State insurance departments should keep a closer eye on insurers’ use of purchased data concerning individual consumers.
Officials at the U.S. Government Accountability Office have come to that conclusion in a new report on financial services companies’ purchases of consumer information from information resellers.
The officials looked at federal and state agencies’ efforts to monitor and enforce compliance with the privacy and data security provisions of the Gramm-Leach-Bliley Financial Services Modernization Act and the Fair Credit Reporting Act.
The Federal Trade Commission is responsible for getting insurers to comply with the FCRA, but state insurance regulators are responsible for enforcing Gramm-Leach-Bliley.

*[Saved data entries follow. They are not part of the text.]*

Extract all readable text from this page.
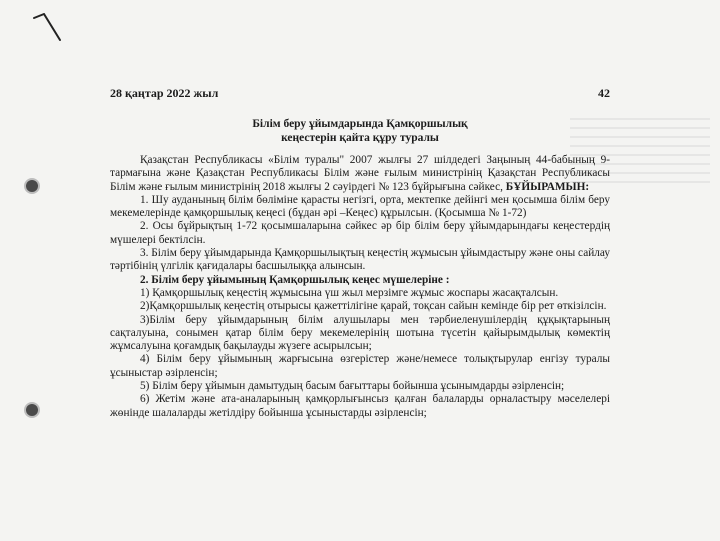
28 қаңтар 2022 жыл	42
Білім беру ұйымдарында Қамқоршылық
кеңестерін қайта құру туралы

Қазақстан Республикасы «Білім туралы" 2007 жылғы 27 шілдедегі Заңының 44-бабының 9-тармағына және Қазақстан Республикасы Білім және ғылым министрінің Қазақстан Республикасы Білім және ғылым министрінің 2018 жылғы 2 сәуірдегі № 123 бұйрығына сәйкес, БҰЙЫРАМЫН:

1. Шу ауданының білім бөліміне қарасты негізгі, орта, мектепке дейінгі мен қосымша білім беру мекемелерінде қамқоршылық кеңесі (бұдан әрі –Кеңес) құрылсын. (Қосымша № 1-72)

2. Осы бұйрықтың 1-72 қосымшаларына сәйкес әр бір білім беру ұйымдарындағы кеңестердің мүшелері бектілсін.

3. Білім беру ұйымдарында Қамқоршылықтың кеңестің жұмысын ұйымдастыру және оны сайлау тәртібінің үлгілік қағидалары басшылыққа алынсын.

2. Білім беру ұйымының Қамқоршылық кеңес мүшелеріне :

1) Қамқоршылық кеңестің жұмысына үш жыл мерзімге жұмыс жоспары жасақталсын.

2)Қамқоршылық кеңестің отырысы қажеттілігіне қарай, тоқсан сайын кемінде бір рет өткізілсін.

3)Білім беру ұйымдарының білім алушылары мен тәрбиеленушілердің құқықтарының сақталуына, сонымен қатар білім беру мекемелерінің шотына түсетін қайырымдылық көмектің жұмсалуына қоғамдық бақылауды жүзеге асырылсын;

4) Білім беру ұйымының жарғысына өзгерістер және/немесе толықтырулар енгізу туралы ұсыныстар әзірленсін;

5) Білім беру ұйымын дамытудың басым бағыттары бойынша ұсынымдарды әзірленсін;

6) Жетім және ата-аналарының қамқорлығынсыз қалған балаларды орналастыру мәселелері жөнінде шалаларды жетілдіру бойынша ұсыныстарды әзірленсін;
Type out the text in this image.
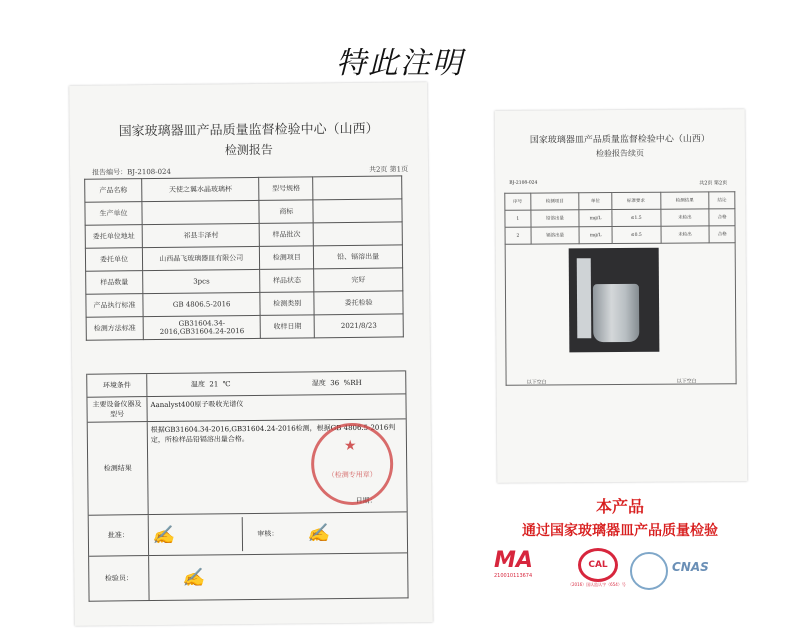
特此注明
国家玻璃器皿产品质量监督检验中心（山西）
检测报告
报告编号：BJ-2108-024	共2页 第1页
产品名称	天使之翼水晶玻璃杯	型号规格	
生产单位		商标	
委托单位地址	祁县丰泽村	样品批次	
委托单位	山西晶飞玻璃器皿有限公司	检测项目	铅、镉溶出量
样品数量	3pcs	样品状态	完好
产品执行标准	GB 4806.5-2016	检测类别	委托检验
检测方法标准	GB31604.34-2016,GB31604.24-2016	收样日期	2021/8/23
环境条件	温度 21 ℃	湿度 36 %RH
主要设备仪器及型号
Aanalyst400原子吸收光谱仪
检测结果
根据GB31604.34-2016,GB31604.24-2016检测，根据GB 4806.5-2016判定，所检样品铅镉溶出量合格。
日期：
批准：	✍	审核：	✍
检验员：	✍
★
（检测专用章）
国家玻璃器皿产品质量监督检验中心（山西）
检验报告续页
BJ-2108-024	共2页 第2页
序号	检测项目	单位	标准要求	检测结果	结论
1	铅溶出量	mg/L	≤1.5	未检出	合格
2	镉溶出量	mg/L	≤0.5	未检出	合格
以下空白	以下空白
本产品
通过国家玻璃器皿产品质量检验
MA
210010113674
CAL
（2016）国认监认字（654）号
CNAS
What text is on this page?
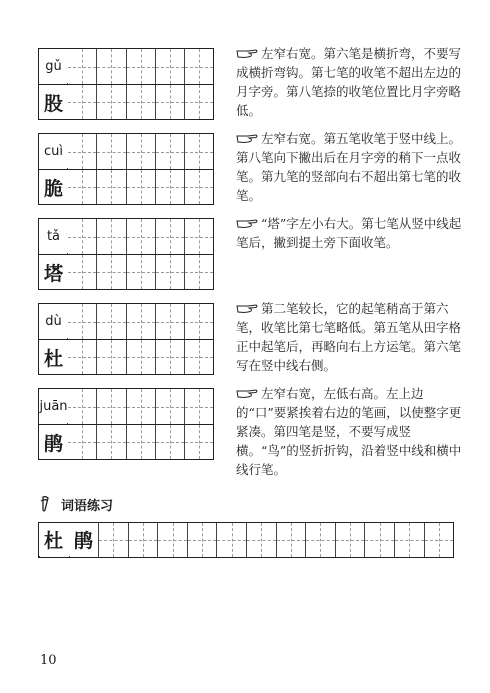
gǔ
股
左窄右宽。第六笔是横折弯，不要写成横折弯钩。第七笔的收笔不超出左边的月字旁。第八笔捺的收笔位置比月字旁略低。
cuì
脆
左窄右宽。第五笔收笔于竖中线上。第八笔向下撇出后在月字旁的稍下一点收笔。第九笔的竖部向右不超出第七笔的收笔。
tǎ
塔
“塔”字左小右大。第七笔从竖中线起笔后，撇到提土旁下面收笔。
dù
杜
第二笔较长，它的起笔稍高于第六笔，收笔比第七笔略低。第五笔从田字格正中起笔后，再略向右上方运笔。第六笔写在竖中线右侧。
juān
鹃
左窄右宽，左低右高。左上边的“口”要紧挨着右边的笔画，以使整字更紧凑。第四笔是竖，不要写成竖横。“鸟”的竖折折钩，沿着竖中线和横中线行笔。
词语练习
杜 鹃
10
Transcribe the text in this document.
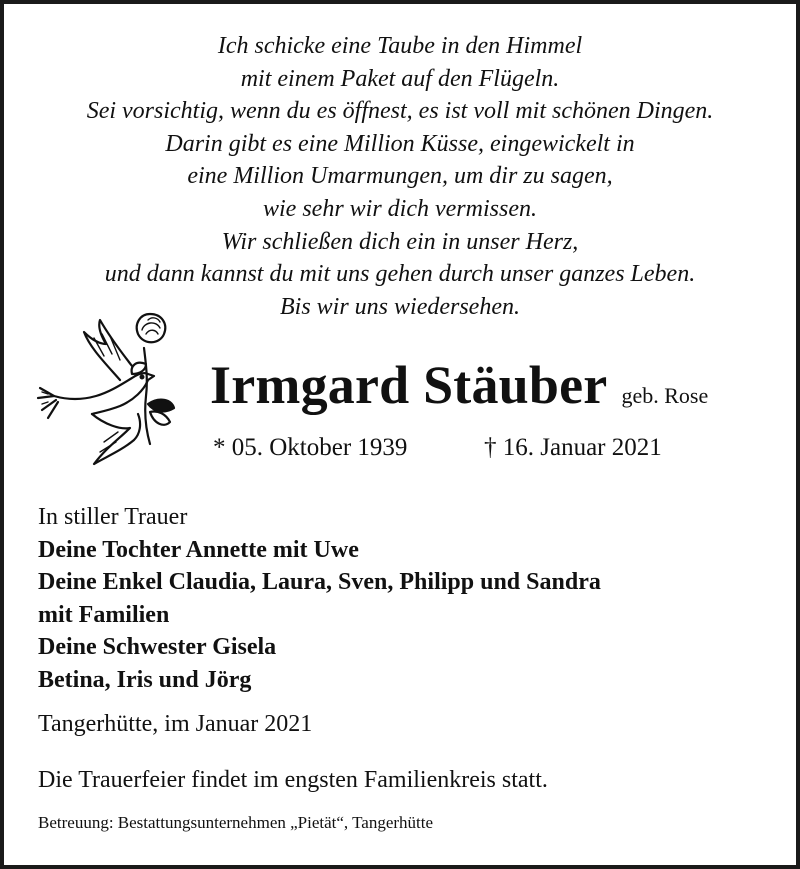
Ich schicke eine Taube in den Himmel
mit einem Paket auf den Flügeln.
Sei vorsichtig, wenn du es öffnest, es ist voll mit schönen Dingen.
Darin gibt es eine Million Küsse, eingewickelt in
eine Million Umarmungen, um dir zu sagen,
wie sehr wir dich vermissen.
Wir schließen dich ein in unser Herz,
und dann kannst du mit uns gehen durch unser ganzes Leben.
Bis wir uns wiedersehen.
Irmgard Stäuber geb. Rose
* 05. Oktober 1939	† 16. Januar 2021
In stiller Trauer
Deine Tochter Annette mit Uwe
Deine Enkel Claudia, Laura, Sven, Philipp und Sandra
mit Familien
Deine Schwester Gisela
Betina, Iris und Jörg
Tangerhütte, im Januar 2021
Die Trauerfeier findet im engsten Familienkreis statt.
Betreuung: Bestattungsunternehmen „Pietät“, Tangerhütte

“We recommend that state insurance regulators, individually and in concert with the National Association of Insurance Commissioners, take additional measures to ensure appropriate enforcement of insurance companies’ compliance with the privacy and safeguarding provisions of the Gramm-Leach-Bliley Act,” Yvonne Jones, GAO director for financial markets and community investments, writes in a letter summarizing the results of the research.
State regulators and the NAIC, Kansas City, Mo., should start by following up on the results of a 2005 multistate Gramm-Leach-Bliley compliance review that included dozens of life insurers with 2002 gross written premiums over $200 million as well as many health insurers and property-casualty insurers, Jones writes.
Federal bank examiners have the authority to examine banks’ information resellers and do so on a regular basis, Jones writes.